日本ではスローフードというと食べ物に限定した理解が多いが、もっと総合的な運動をいう。NPOの形を取りプロモーションを主とする活動だ。ジャーナリストによって始められ、当初は農業も農家も直接には関係なかった。

日本で初期のスローフードに似ているのは、和歌山県にある一般社団法人の田辺市熊野ツーリズムビューローだろう。海外向けに熊野古道のプロモーション事業に専念し、行政が補助金を出している。

目的は同じ

金丸 弘美(かなまる ひろみ)/1952年生まれ。大東文化大学を卒業後、出版社などを経て、「食からの地域再生」「食育と味覚ワークショップ」「地域デザイン」をテーマにコーディネートを手掛ける。農村観光需要の振興、特産品のプロモーション、食育アドバイザーとしても活動。(撮影:尾形文繁)

──プロモーションのため?

スローフード協会もその目的は同じ。州政府がこのNPOにおカネを出している。たとえば地域の食材を大学と共同調査して、この地域だけにしかできないチーズやワイン、オリーブ油を特定していく。商品の由緒、生産履歴を明確にすればブランディングがしやすい。それをメディアに発信し、ショールームを作って展示会をする。地元還元を優先して、専門業者に任せず地元の人を雇用して進める。スローフード協会のメンバーは150人ほど。その中には地方議会の議員もいて、ノウハウの地域還元を怠らない。

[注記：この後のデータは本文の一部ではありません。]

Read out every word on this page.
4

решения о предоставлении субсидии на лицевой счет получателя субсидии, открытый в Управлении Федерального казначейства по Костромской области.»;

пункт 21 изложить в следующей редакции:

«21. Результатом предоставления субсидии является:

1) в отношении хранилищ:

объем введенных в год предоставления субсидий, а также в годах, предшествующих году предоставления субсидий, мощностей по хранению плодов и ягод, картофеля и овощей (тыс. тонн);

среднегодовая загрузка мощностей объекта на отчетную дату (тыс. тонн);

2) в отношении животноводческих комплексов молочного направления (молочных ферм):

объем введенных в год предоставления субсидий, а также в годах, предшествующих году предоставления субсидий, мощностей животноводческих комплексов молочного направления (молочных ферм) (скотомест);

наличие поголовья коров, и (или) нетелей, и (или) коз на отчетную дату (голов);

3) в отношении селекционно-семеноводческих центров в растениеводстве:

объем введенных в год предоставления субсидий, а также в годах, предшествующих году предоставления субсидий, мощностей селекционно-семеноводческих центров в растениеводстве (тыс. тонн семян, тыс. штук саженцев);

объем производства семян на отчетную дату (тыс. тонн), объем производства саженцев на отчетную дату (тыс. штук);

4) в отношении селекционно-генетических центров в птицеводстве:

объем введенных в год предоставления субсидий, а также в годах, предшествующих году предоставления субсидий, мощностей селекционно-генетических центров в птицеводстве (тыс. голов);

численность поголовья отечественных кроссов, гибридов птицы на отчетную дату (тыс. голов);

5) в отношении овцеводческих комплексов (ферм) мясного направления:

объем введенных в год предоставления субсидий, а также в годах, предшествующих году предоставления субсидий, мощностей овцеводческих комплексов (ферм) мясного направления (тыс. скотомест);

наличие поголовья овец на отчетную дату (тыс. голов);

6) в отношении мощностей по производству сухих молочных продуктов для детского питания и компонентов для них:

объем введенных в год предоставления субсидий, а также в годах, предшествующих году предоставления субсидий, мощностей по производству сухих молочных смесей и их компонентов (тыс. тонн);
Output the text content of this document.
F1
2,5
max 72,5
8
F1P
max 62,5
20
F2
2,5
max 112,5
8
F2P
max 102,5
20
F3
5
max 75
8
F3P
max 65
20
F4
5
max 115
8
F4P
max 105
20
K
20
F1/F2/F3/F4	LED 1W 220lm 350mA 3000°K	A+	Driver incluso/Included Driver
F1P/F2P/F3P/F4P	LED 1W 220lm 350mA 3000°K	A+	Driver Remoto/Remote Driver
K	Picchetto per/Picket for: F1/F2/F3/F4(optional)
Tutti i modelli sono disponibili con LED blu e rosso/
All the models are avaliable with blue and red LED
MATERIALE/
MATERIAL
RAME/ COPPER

別会社形式の出版で成功したといわれているのがイタリア版「ミシュランガイド」の『オステリエ・ディタリア』。地元の食材やおいしい店を行政や大学と連携して調査し、間違いない商品だけをイタリア語のガイドブックに載せる。覆面調査を全土で行い1700店余りを収録している。オーガニック料理とワインで定評があり、このガイドブックのおかげで、中山間地の農家レストランはクオリティの高い食事が出せるようになったといわれているほどだ。

──大学運営もしています。

2004年に大学を開設したのに加え、コンサルタント事業もし、優秀な専門人材を育てている。スローフードとして、食材や郷土料理を大切にするのは当然としても、広い範囲のこだわった商品のプロモーションが実にうまい。日本はこの種のイタリア商品は圧倒的な輸入超過になっていて、食に関しては完璧に負けている。

──日本はこんにゃくを輸出していますね。

確かに群馬県昭和村の野菜くらぶがこんにゃくをイタリアに輸出している。この展開にはクオリティの高さと低カロリーが効いた。ただし、イタリアはすべてにおいてもっと戦略的組織的にやっている。